I went down into the bunker, where Jones was cleaning his rifle. It was stifling inside, the air stale with the smells of sweat, rifle oil, and the canvas haversacks hanging from pegs driven into the mud walls. Cranking the handle of the field phone, I called company HQ with Crowe’s report, dreading the lecture I would get from Captain Neal.
Why didn’t he capture them? What’s the matter with that platoon of yours, lieutenant? Aren’t your people thinking
?

Having lost about thirty percent of his command in the past month alone, Neal had become almost intolerable. I assumed battalion was putting a great deal of pressure on him; since Operation Long Lance ended, the company had killed only three guerrillas and captured two more, while suffering six times as many casualties itself. C Company’s kill ratio was below standard. Bodies. Bodies. Bodies. Battalion wanted bodies. Neal wanted bodies. He lectured his officers on the importance of aggressiveness and made implied threats when he thought we lacked that attribute. “Your people aren’t being aggressive enough,” he told me when one of my squads failed to pursue two VC who had fired on them one night. I argued that the squad leader had done the sensible thing: with only eight men, at night, and a mile from friendly lines, he had no idea if those two guerrillas were alone or the point men for a whole battalion.

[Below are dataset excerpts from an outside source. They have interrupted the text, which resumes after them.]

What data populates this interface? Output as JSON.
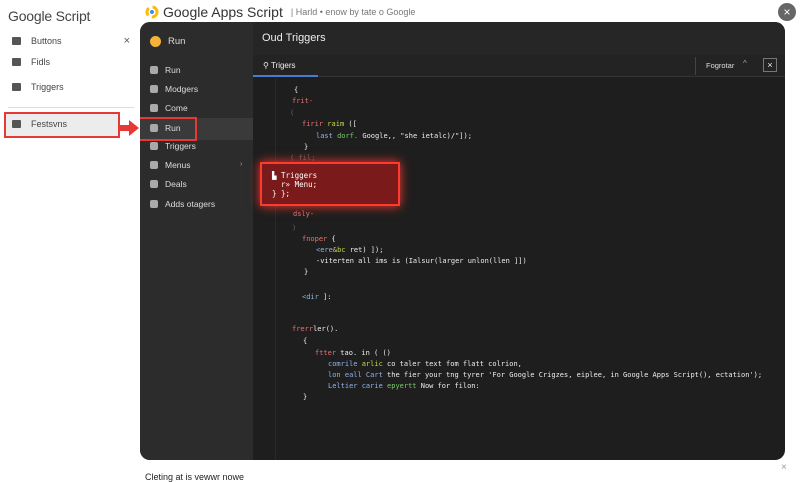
{
  "left_sidebar": {
    "logo": "Google Script",
    "items": [
      {
        "label": "Buttons",
        "icon": "home-icon"
      },
      {
        "label": "Fidls",
        "icon": "file-icon"
      },
      {
        "label": "Triggers",
        "icon": "trigger-icon"
      }
    ],
    "highlighted": {
      "label": "Festsvns",
      "icon": "home-icon"
    }
  },
  "header": {
    "title": "Google Apps Script",
    "subtitle": "| Harld • enow by tate o Google"
  },
  "nav": {
    "header": "Run",
    "items": [
      {
        "label": "Run"
      },
      {
        "label": "Modgers"
      },
      {
        "label": "Come"
      },
      {
        "label": "Run"
      },
      {
        "label": "Triggers"
      },
      {
        "label": "Menus"
      },
      {
        "label": "Deals"
      },
      {
        "label": "Adds otagers"
      }
    ]
  },
  "main": {
    "title": "Oud Triggers",
    "tab": "Trigers",
    "find_label": "Fogrotar"
  },
  "code": [
    [
      [
        "{",
        "st"
      ]
    ],
    [
      [
        "frit-",
        "kw"
      ]
    ],
    [
      [
        "(",
        "dim"
      ]
    ],
    [
      [
        "firir ",
        "kw"
      ],
      [
        "raim ",
        "fn"
      ],
      [
        "([",
        "st"
      ]
    ],
    [
      [
        "last ",
        "bl"
      ],
      [
        "dorf. ",
        "gr"
      ],
      [
        "Google,, \"she ietalc)/\"]);",
        "st"
      ]
    ],
    [
      [
        "}",
        "st"
      ]
    ],
    [
      [
        "( fil;",
        "dim"
      ]
    ],
    [
      [
        "dsly-",
        "kw"
      ]
    ],
    [
      [
        ")",
        "dim"
      ]
    ],
    [
      [
        "fnoper ",
        "kw"
      ],
      [
        "{",
        "st"
      ]
    ],
    [
      [
        "<ere",
        "bl"
      ],
      [
        "&bc ",
        "fn"
      ],
      [
        "ret) ]);",
        "st"
      ]
    ],
    [
      [
        "-viterten all ims is (Ialsur(larger unlon(llen ]])",
        "st"
      ]
    ],
    [
      [
        "}",
        "st"
      ]
    ],
    [
      [
        "<dir ",
        "bl"
      ],
      [
        "]:",
        "st"
      ]
    ],
    [
      [
        "frerr",
        "kw"
      ],
      [
        "ler().",
        "st"
      ]
    ],
    [
      [
        "{",
        "st"
      ]
    ],
    [
      [
        "ftter ",
        "kw"
      ],
      [
        "tao. in ( ()",
        "st"
      ]
    ],
    [
      [
        "comrile ",
        "bl"
      ],
      [
        "arlic ",
        "fn"
      ],
      [
        "co taler text fom flatt colrion,",
        "st"
      ]
    ],
    [
      [
        "lon eall Cart ",
        "bl"
      ],
      [
        "the fier your tng tyrer 'For Google Crigzes, eiplee, in Google Apps Script(), ectation');",
        "st"
      ]
    ],
    [
      [
        "Leltier carie ",
        "bl"
      ],
      [
        "epyertt ",
        "gr"
      ],
      [
        "Now for filon:",
        "st"
      ]
    ],
    [
      [
        "}",
        "st"
      ]
    ]
  ],
  "popup": {
    "line1": "Triggers",
    "line2": "  r» Menu;",
    "line3": "} };"
  },
  "footer": {
    "text": "Cleting at is vewwr nowe"
  },
  "colors": {
    "highlight": "#e53935",
    "panel": "#1e1e1e",
    "tab_underline": "#4a7bd0"
  }
}
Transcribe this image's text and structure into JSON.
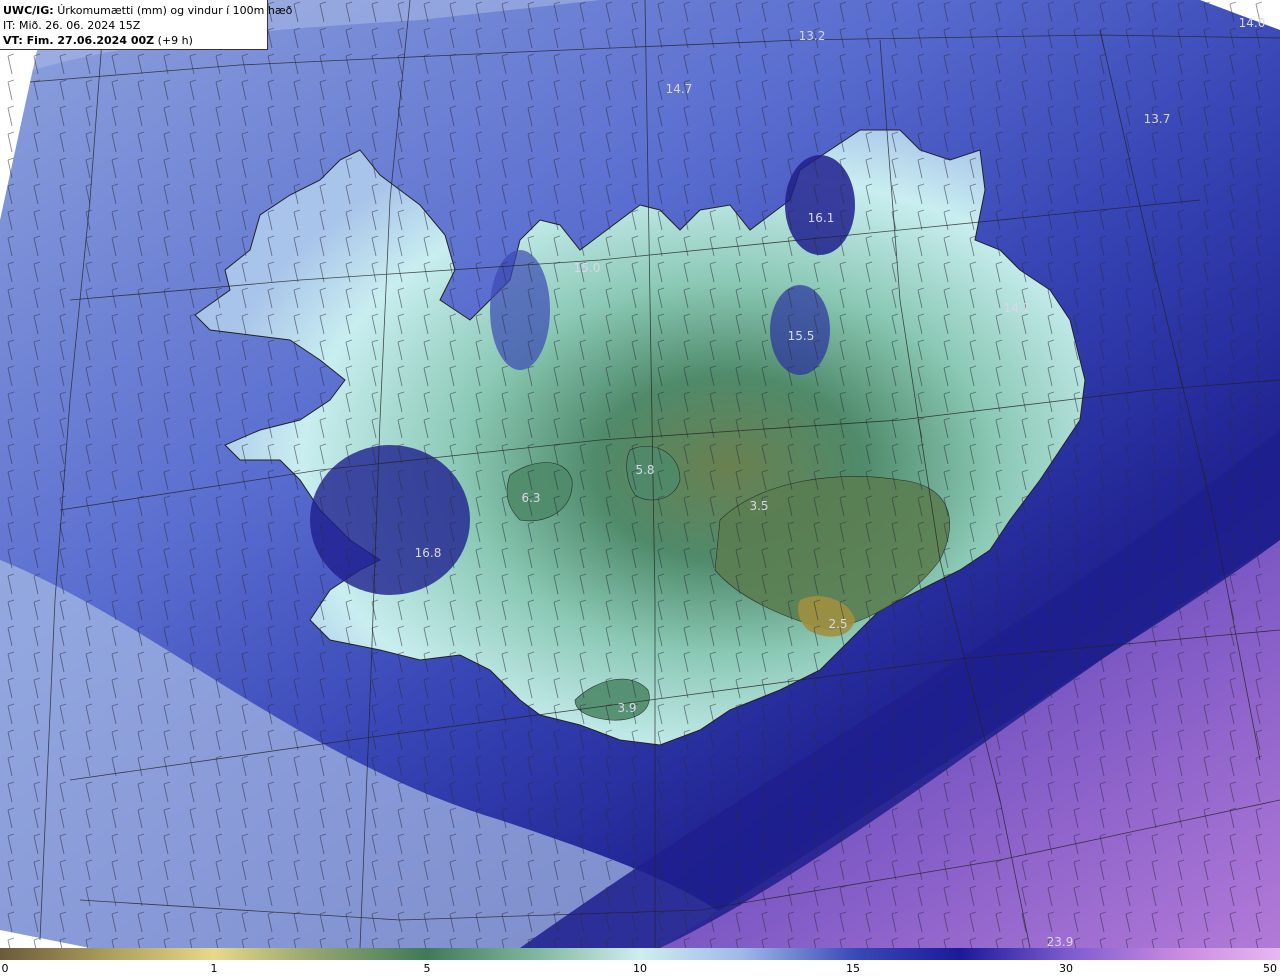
{
  "header": {
    "model": "UWC/IG:",
    "title": "Úrkomumætti (mm) og vindur í 100m hæð",
    "it_line": "IT: Mið. 26. 06. 2024 15Z",
    "vt_label": "VT: Fim. 27.06.2024 00Z",
    "vt_offset": "(+9 h)"
  },
  "map_labels": [
    "13.2",
    "14.0",
    "14.7",
    "13.7",
    "16.1",
    "15.0",
    "14.1",
    "15.5",
    "5.8",
    "6.3",
    "3.5",
    "16.8",
    "2.5",
    "3.9",
    "23.9"
  ],
  "colorbar": {
    "ticks": [
      "0",
      "1",
      "5",
      "10",
      "15",
      "30",
      "50"
    ]
  },
  "colors": {
    "ocean_deep": "#1c1e8c",
    "ocean_mid": "#4b5cc4",
    "ocean_light": "#9db0de",
    "land_light": "#c8eef0",
    "land_green": "#4f8a6a",
    "land_olive": "#7a8a4a",
    "purple": "#8a5cc8"
  }
}
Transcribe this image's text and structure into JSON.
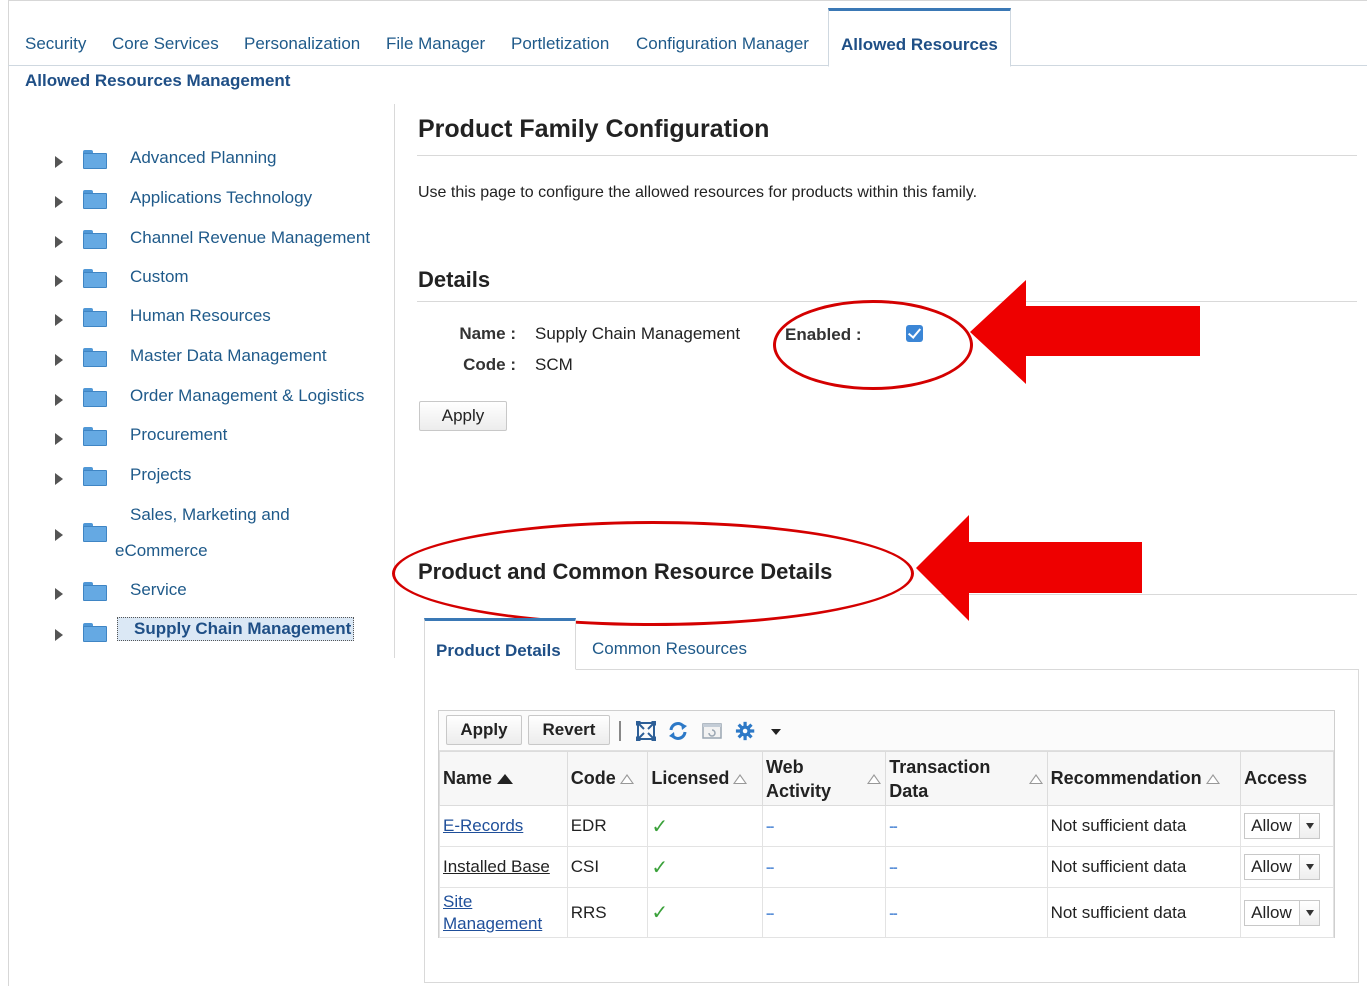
{
  "top_tabs": [
    "Security",
    "Core Services",
    "Personalization",
    "File Manager",
    "Portletization",
    "Configuration Manager",
    "Allowed Resources"
  ],
  "active_tab": "Allowed Resources",
  "section_title": "Allowed Resources Management",
  "tree": {
    "items": [
      {
        "label": "Advanced Planning"
      },
      {
        "label": "Applications Technology"
      },
      {
        "label": "Channel Revenue Management"
      },
      {
        "label": "Custom"
      },
      {
        "label": "Human Resources"
      },
      {
        "label": "Master Data Management"
      },
      {
        "label": "Order Management & Logistics"
      },
      {
        "label": "Procurement"
      },
      {
        "label": "Projects"
      },
      {
        "label_line1": "Sales, Marketing and",
        "label_line2": "eCommerce"
      },
      {
        "label": "Service"
      },
      {
        "label": "Supply Chain Management",
        "selected": true
      }
    ]
  },
  "page_title": "Product Family Configuration",
  "intro_text": "Use this page to configure the allowed resources for products within this family.",
  "details": {
    "heading": "Details",
    "name_label": "Name :",
    "name_value": "Supply Chain Management",
    "code_label": "Code :",
    "code_value": "SCM",
    "enabled_label": "Enabled :",
    "enabled": true,
    "apply_label": "Apply"
  },
  "resources": {
    "heading": "Product and Common Resource Details",
    "tabs": [
      "Product Details",
      "Common Resources"
    ],
    "active_tab": "Product Details",
    "toolbar": {
      "apply_label": "Apply",
      "revert_label": "Revert"
    },
    "columns": [
      "Name",
      "Code",
      "Licensed",
      "Web Activity",
      "Transaction Data",
      "Recommendation",
      "Access"
    ],
    "column_lines": {
      "web": [
        "Web",
        "Activity"
      ],
      "transaction": [
        "Transaction",
        "Data"
      ]
    },
    "rows": [
      {
        "name": "E-Records",
        "code": "EDR",
        "licensed": true,
        "web": "--",
        "transaction": "--",
        "recommendation": "Not sufficient data",
        "access": "Allow"
      },
      {
        "name": "Installed Base",
        "code": "CSI",
        "licensed": true,
        "web": "--",
        "transaction": "--",
        "recommendation": "Not sufficient data",
        "access": "Allow"
      },
      {
        "name_line1": "Site",
        "name_line2": "Management",
        "code": "RRS",
        "licensed": true,
        "web": "--",
        "transaction": "--",
        "recommendation": "Not sufficient data",
        "access": "Allow"
      }
    ]
  },
  "colors": {
    "accent": "#1f4f86",
    "link": "#1f5a8a",
    "annotation": "#d40000",
    "check": "#3aa13a"
  }
}
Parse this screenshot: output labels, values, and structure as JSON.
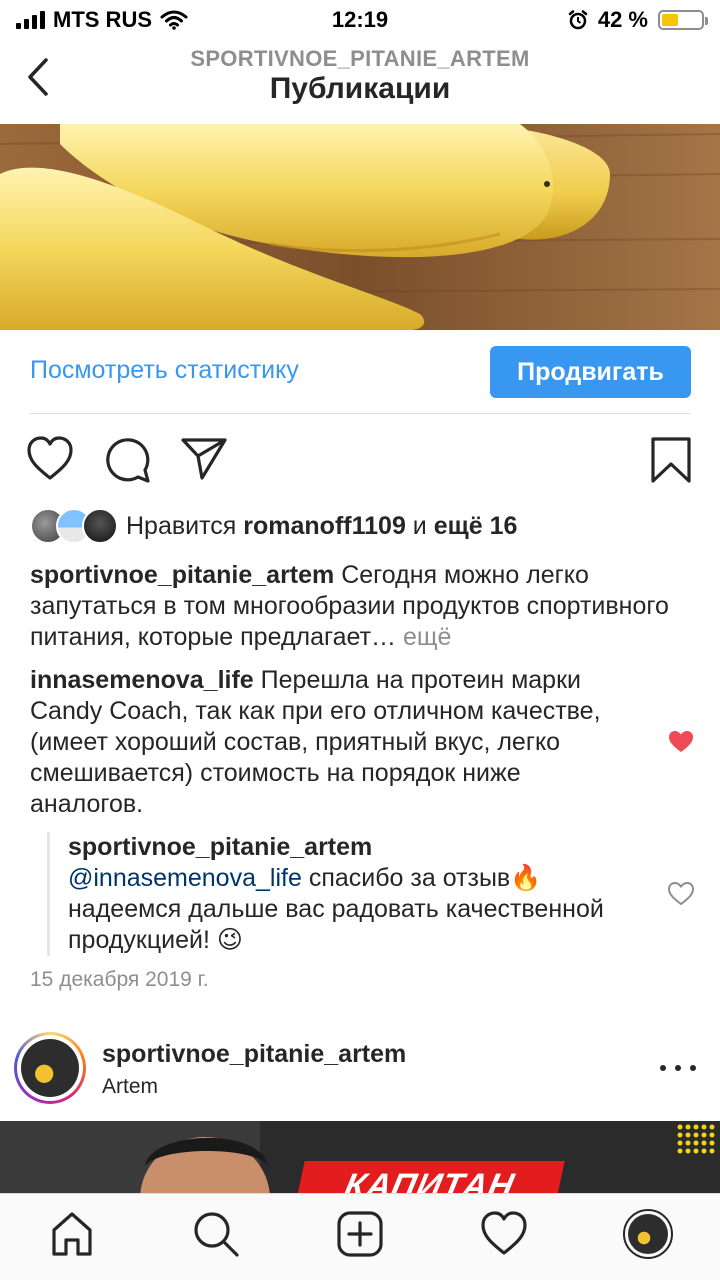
{
  "status_bar": {
    "carrier": "MTS RUS",
    "time": "12:19",
    "battery": "42 %",
    "battery_level": 0.42
  },
  "header": {
    "subtitle": "SPORTIVNOE_PITANIE_ARTEM",
    "title": "Публикации"
  },
  "insights": {
    "stats_label": "Посмотреть статистику",
    "promote_label": "Продвигать"
  },
  "likes": {
    "prefix": "Нравится",
    "user": "romanoff1109",
    "conj": "и",
    "others": "ещё 16"
  },
  "caption": {
    "user": "sportivnoe_pitanie_artem",
    "text": "Сегодня можно легко запутаться в том многообразии продуктов спортивного питания, которые предлагает…",
    "more": "ещё"
  },
  "comment": {
    "user": "innasemenova_life",
    "text": "Перешла на протеин марки Candy Coach, так как при его отличном качестве, (имеет хороший состав, приятный вкус, легко смешивается) стоимость на порядок ниже аналогов."
  },
  "reply": {
    "user": "sportivnoe_pitanie_artem",
    "mention": "@innasemenova_life",
    "text": "спасибо за отзыв🔥 надеемся дальше вас радовать качественной продукцией! 😉"
  },
  "date": "15 декабря 2019 г.",
  "next_post": {
    "user": "sportivnoe_pitanie_artem",
    "location": "Artem",
    "image_text": "КАПИТАН"
  },
  "colors": {
    "accent": "#3897f0",
    "like_red": "#ed4956",
    "muted": "#8e8e8e",
    "text": "#262626"
  },
  "tabbar": {
    "items": [
      "home-icon",
      "search-icon",
      "add-post-icon",
      "activity-heart-icon",
      "profile-avatar"
    ]
  }
}
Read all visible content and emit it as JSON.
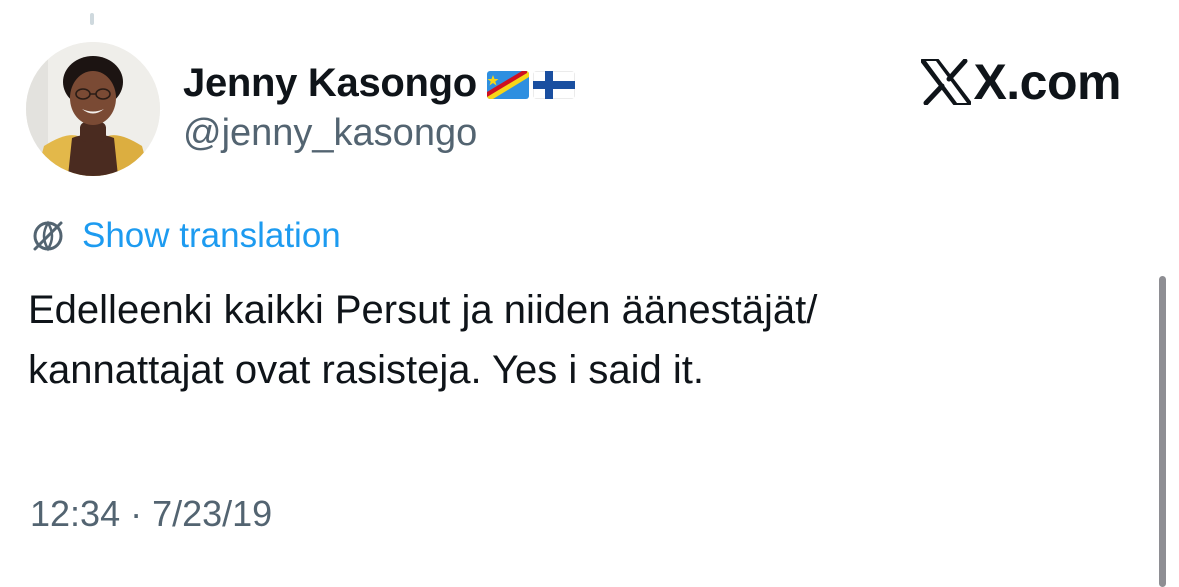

Had he pursued, his squad might have fallen into a trap. “Mister Caputo, when we make contact with the enemy, we maintain it, not break it,” said Neal. “You had best get those people of yours in shape.” Meekly, so meekly that I despised myself as much as I despised him, I said, “Yes, sir. I’ll get them in shape.” A few days later, Neal told me and the other officers that he was adopting a new policy: from now on, any marine in the company who killed a confirmed Viet Cong would be given an extra beer ration and the time to drink it. Because our men were so exhausted, we knew the promise of time off would be as great an inducement as the extra ration of beer. So we went along with the captain’s policy, without reflecting on its moral implications. That is the level to which we had sunk from the lofty idealism of a year before. We were going to kill people for a few cans of beer and the time to drink them.